Image de Villeneuve - Dry Marks of Memory Son nouvel album Dry Marks of Memory, commence comme une ballade pop rock Sixties, aux accents country. Mais ne vous-y fiez pas, la recherche de Villeneuve ne s’arrête pas là. Car, oui, il s’agit bien ici d’une quête. Plus précisément d’une course, dans et contre le temps. Et autant vous dire que le garçon a de la ressource.

Le producteur parisien qu’il est avoue aimer autant la culture populaire que les genres plus pointus. Ce grand écart se ressent à l’écoute de cet album : il y fait des allers-retours assumés entre pop des 60’s, rock des 80’s, où le folk côtoie une pop symphonique et émouvante tout en bondissant de sons vintage en arrangements futuristes. Nous voici lancés dans la course.

Car Benoît, de son petit nom, cherche à nous donner LE son, mixte et intemporel. Électro, planante, sa musique prend des airs de AIR, (elle est facile), s’arrange en folk douce, s’accompagne d’un piano… puis surprend par une envolée rock, presque symphonique. C’est un jeu et un contraste perpétuel entre mélodies flottantes, aériennes, et orchestration parfois lourde, à grand renfort de batterie et de guitares électriques. Toutes ces influences se mélangent et font de chaque morceau une création brute et unique en son genre.

Ainsi, mention spéciale pour Words of Yesterday, une magnifique ballade 60’s qui monte en puissance jusqu’à devenir rock. Grâce à la voix chaude de Liz Green, on flirte même avec la soul. On croit pourtant surprendre Alela Diane, ou Moriarty. À retenir aussi, la participation de Nili, de Lili Wood & The Prick, qui pose son chant rauque sur une autre ballade, façon slow romantique, The Sun.

L’album s’appelle donc Dry Marks of Memory. Effectivement, les souvenirs en question ont beau être douloureux, l’heure n’est plus aux pleurs et à la tristesse, mais bien à la reprise en main et à l’affirmation de soi, au retour dans la course, certes avec parfois quelques rechutes dans le passé et sa nostalgie. Les compositions de Villeneuve peuvent ainsi se faire plus sombres, presque dérangeantes dans leur profondeur, et partent alors vers un rock électro noisy et mélancolique. Sa musique, grandiose, s’enflamme, monte en puissance et nous délivre la poésie flippée de Benoît.

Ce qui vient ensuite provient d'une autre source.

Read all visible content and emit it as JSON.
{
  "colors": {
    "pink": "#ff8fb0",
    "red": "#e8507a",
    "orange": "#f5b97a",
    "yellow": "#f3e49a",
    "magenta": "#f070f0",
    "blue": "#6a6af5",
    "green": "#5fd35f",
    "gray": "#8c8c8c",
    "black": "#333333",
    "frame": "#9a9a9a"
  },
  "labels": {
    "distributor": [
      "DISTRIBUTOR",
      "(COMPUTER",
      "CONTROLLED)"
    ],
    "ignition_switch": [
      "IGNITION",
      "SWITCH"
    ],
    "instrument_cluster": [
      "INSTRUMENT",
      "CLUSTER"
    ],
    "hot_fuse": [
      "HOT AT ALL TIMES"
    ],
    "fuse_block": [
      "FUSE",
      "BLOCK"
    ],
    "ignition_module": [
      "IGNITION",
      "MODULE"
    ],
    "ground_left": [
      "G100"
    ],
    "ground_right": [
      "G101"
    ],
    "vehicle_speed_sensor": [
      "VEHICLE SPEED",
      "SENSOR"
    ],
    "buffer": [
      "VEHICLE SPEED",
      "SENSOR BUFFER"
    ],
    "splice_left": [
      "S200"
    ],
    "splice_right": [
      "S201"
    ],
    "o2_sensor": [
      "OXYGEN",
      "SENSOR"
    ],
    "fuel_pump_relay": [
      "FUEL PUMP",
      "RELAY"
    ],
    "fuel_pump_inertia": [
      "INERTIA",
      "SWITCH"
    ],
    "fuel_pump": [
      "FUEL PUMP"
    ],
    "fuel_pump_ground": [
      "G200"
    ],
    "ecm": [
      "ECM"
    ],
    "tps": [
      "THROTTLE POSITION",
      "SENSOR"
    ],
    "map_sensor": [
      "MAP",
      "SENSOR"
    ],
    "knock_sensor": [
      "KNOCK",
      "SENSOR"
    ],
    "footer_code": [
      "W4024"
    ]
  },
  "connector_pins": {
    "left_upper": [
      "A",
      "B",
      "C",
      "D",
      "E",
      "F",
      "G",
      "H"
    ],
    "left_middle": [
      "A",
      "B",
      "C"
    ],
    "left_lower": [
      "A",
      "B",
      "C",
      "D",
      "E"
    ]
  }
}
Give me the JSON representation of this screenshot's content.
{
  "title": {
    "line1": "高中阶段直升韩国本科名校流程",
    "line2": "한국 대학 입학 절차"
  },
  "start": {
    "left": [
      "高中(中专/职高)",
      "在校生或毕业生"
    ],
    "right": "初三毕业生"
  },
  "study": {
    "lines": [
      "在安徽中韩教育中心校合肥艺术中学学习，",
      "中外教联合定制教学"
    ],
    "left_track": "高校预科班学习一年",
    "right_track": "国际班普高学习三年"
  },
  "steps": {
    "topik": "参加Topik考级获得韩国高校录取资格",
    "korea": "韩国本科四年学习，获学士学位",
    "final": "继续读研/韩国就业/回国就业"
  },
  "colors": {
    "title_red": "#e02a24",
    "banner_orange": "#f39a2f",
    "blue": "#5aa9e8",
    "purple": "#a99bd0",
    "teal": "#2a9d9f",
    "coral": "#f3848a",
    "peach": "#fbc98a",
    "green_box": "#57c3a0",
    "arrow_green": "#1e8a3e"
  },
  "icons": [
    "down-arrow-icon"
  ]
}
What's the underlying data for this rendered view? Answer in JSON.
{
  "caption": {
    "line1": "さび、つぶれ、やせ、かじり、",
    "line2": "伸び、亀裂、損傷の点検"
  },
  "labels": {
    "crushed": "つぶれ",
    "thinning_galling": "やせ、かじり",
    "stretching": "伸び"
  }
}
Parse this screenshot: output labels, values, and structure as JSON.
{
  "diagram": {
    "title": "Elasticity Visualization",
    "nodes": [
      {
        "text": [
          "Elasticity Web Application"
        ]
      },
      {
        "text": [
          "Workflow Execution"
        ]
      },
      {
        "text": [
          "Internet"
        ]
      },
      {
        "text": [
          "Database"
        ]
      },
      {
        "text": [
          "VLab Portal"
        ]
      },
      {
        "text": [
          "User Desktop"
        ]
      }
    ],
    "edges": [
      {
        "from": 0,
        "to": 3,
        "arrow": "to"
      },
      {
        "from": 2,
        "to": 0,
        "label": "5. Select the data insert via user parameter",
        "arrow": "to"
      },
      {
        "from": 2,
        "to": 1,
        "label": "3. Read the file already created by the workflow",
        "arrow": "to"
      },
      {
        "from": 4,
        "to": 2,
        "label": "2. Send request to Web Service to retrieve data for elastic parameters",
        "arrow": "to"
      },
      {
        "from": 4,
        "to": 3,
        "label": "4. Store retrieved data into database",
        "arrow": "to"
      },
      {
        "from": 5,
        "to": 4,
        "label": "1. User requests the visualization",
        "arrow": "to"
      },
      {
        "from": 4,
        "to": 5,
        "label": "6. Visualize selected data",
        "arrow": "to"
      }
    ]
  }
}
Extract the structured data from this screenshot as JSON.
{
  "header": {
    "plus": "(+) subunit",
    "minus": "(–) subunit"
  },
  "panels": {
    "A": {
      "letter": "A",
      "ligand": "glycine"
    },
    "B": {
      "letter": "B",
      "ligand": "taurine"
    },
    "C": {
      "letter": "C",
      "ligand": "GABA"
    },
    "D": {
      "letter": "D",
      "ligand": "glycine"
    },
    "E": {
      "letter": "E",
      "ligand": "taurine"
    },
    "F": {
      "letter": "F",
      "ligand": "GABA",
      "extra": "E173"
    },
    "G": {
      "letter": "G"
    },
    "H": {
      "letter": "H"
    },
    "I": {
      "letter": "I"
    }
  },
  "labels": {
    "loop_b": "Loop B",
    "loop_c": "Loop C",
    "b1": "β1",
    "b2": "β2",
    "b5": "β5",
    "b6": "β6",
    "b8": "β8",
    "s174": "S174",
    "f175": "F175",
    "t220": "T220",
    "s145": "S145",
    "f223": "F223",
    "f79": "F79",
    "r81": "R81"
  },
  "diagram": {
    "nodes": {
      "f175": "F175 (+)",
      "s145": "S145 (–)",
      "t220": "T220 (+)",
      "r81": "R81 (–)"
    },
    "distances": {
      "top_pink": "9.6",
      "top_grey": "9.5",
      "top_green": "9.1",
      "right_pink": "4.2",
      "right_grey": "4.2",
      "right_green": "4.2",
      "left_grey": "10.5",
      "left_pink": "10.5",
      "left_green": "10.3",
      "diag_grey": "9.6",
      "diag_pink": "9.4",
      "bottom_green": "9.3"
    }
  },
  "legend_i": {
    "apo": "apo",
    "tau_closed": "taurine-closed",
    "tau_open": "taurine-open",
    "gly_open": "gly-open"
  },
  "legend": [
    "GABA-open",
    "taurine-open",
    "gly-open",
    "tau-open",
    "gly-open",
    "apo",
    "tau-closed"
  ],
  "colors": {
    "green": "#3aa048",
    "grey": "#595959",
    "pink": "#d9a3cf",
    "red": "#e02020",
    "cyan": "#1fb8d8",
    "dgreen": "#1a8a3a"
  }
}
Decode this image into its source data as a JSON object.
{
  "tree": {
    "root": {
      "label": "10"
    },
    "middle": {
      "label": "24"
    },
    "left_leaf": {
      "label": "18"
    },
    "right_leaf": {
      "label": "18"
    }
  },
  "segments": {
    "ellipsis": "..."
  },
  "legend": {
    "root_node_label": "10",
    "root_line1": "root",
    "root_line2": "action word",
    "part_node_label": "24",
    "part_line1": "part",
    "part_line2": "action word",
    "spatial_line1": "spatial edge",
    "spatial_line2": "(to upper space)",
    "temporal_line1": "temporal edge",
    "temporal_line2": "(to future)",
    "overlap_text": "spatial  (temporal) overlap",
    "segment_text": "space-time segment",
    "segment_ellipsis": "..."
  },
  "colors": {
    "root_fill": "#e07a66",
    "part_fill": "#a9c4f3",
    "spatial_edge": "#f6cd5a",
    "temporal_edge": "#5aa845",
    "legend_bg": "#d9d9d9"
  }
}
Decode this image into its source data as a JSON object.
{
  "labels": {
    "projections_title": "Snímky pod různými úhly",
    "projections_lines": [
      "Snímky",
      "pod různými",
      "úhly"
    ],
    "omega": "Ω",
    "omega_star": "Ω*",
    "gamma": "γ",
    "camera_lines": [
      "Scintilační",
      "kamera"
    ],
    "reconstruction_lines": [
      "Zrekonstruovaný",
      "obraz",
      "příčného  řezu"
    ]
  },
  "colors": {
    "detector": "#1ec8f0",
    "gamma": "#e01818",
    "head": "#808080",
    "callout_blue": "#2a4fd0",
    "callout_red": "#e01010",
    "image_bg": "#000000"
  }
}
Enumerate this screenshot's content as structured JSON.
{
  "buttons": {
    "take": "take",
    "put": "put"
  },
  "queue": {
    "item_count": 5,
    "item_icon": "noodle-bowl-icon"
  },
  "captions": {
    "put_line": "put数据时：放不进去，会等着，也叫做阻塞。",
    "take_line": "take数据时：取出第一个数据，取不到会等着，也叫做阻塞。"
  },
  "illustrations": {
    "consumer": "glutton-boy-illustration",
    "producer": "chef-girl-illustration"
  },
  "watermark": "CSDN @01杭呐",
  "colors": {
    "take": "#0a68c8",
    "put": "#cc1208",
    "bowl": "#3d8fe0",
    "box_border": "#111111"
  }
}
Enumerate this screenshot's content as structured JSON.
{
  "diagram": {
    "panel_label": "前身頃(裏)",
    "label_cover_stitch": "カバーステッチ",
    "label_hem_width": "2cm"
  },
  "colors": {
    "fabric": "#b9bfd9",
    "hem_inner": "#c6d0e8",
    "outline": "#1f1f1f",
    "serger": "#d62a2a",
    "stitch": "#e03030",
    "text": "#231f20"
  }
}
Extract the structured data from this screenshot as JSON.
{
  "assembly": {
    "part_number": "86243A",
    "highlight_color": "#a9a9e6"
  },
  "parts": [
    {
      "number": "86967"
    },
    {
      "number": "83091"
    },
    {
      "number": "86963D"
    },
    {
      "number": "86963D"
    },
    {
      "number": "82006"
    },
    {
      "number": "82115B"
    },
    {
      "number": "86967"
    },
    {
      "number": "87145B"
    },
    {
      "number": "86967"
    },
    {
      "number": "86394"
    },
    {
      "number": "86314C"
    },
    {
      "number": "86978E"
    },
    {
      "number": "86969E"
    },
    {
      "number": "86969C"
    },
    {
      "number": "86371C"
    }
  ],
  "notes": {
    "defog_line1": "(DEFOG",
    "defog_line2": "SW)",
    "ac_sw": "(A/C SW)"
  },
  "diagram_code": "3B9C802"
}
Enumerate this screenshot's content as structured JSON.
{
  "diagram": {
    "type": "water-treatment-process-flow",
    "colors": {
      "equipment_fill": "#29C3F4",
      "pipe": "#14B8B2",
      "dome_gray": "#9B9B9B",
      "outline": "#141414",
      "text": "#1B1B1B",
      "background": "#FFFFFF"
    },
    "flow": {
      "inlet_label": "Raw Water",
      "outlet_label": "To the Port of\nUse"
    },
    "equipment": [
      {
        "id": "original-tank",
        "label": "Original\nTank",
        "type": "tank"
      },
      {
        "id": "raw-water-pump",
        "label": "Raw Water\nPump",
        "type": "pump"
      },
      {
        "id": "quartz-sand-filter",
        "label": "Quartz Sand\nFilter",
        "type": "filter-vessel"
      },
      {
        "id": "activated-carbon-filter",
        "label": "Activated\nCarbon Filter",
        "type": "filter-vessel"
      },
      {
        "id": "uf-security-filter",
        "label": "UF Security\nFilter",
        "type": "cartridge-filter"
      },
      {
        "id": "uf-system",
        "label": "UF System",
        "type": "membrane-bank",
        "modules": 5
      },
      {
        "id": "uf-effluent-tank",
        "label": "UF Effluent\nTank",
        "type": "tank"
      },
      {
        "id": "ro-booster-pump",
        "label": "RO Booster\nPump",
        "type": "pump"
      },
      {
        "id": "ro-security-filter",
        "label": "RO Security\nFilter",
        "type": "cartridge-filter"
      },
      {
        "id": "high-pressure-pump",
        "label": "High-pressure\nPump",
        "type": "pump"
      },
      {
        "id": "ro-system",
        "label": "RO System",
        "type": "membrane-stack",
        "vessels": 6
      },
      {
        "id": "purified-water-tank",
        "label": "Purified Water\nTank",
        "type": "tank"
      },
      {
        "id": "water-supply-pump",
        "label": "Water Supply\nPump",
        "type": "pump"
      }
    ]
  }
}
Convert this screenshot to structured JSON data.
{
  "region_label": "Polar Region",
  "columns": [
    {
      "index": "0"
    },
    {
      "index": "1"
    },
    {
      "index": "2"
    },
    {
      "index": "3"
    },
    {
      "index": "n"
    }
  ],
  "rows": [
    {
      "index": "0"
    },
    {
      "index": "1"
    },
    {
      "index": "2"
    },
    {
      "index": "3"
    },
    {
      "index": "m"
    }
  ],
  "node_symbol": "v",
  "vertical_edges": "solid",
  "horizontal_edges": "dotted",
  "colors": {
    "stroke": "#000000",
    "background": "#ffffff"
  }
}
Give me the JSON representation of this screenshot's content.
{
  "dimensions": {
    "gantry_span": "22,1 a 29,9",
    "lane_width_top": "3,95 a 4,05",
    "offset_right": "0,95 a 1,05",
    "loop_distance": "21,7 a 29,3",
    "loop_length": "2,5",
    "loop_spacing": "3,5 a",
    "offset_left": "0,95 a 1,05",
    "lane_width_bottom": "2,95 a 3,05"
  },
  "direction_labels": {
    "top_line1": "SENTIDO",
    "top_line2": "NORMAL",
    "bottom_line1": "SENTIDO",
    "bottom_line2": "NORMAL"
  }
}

Ainsi, Death Race, grandiose morceau instrumental de 8’46, conclue l’album en démarrant en trombe d’une touche rock, en urgence, qui va progressivement se calmer, pour repartir vers une explosion finale d’accords de guitare lancinants, qui tiennent la course avec un rythme effréné.

On était pourtant prévenus: la pochette de l’album porte la mention Electric light from head to feet, the heat, the flesh, the lust in your eyes. Et c’est vrai: cette musique nous traverse comme une décharge électrique brûlante, des pieds à la tête, jusque dans la chair. Villeneuve réussit alors à nous faire partager son envie, sa soif avide et urgente de dire et de transmettre.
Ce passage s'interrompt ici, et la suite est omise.